In her heart, believing Jesus’ teaching about his imminent death, there was no time to lose. That is why she chose this moment, when he was still safe, still alive, not under arrest, and in her village, evidently in the home of a friend there in Bethany. She might not be able to anoint his body for burial when the time came, and so she anointed him now for burial, while still living, and as I have said before, it is certain that the scent of the ointment was still on his flesh, hair, and clothes the next day when he rode into Jerusalem with the crowds cheering and shouting Hosanna.
We see the effect of the Law of God here, descending upon the very shoulders of God. God is sinless; man cannot charge God with wrongdoing (Job 1:22).Yet Christ came into the world to become the victim who paid the price for man’s sin, to reconcile the world to God through his own body’s suffering (2 Corinthians 5:19).
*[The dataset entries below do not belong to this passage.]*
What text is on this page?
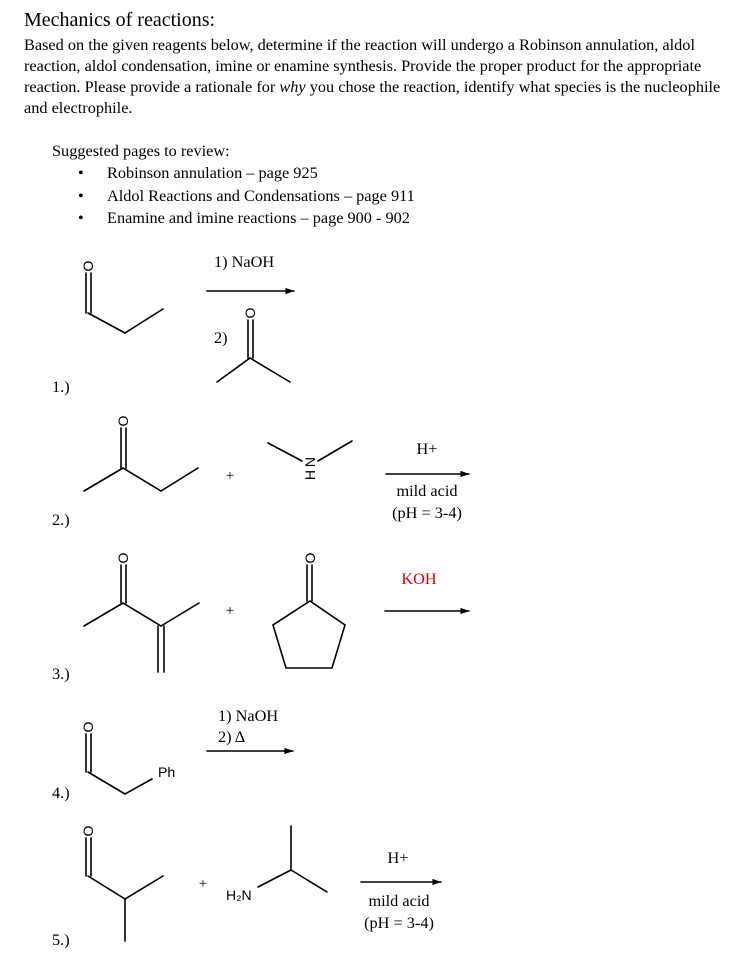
Mechanics of reactions:
Based on the given reagents below, determine if the reaction will undergo a Robinson annulation, aldol reaction, aldol condensation, imine or enamine synthesis. Provide the proper product for the appropriate reaction. Please provide a rationale for why you chose the reaction, identify what species is the nucleophile and electrophile.
Suggested pages to review:
• Robinson annulation – page 925
• Aldol Reactions and Condensations – page 911
• Enamine and imine reactions – page 900 - 902
1.)
1) NaOH
2)
O
O
2.)
+
H+
mild acid
(pH = 3-4)
O
N
H
3.)
+
KOH
O	O
4.)
1) NaOH
2) Δ
O
Ph
5.)
+
H+
mild acid
(pH = 3-4)
O
H₂N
And Paul’s summary is perfect: “God made him who had no sin to be sin for us, so that in him we might become the righteousness of God” (2 Corinthians 5:21). Here in Bethany, the wages of sin were descending fast upon the Son of God. He had come to do this thing, and the time was soon, very soon.
“In the little while,” Haggai had written, “the desired of all nations will come… And in this place I will grant peace” (Haggai 2:6-7,9). “I will extend peace like a river,” the Lord said (Isaiah 66:12). Here, with Mary’s anointing oil on his head and feet, was the Prince of Peace (Isaiah 9:6).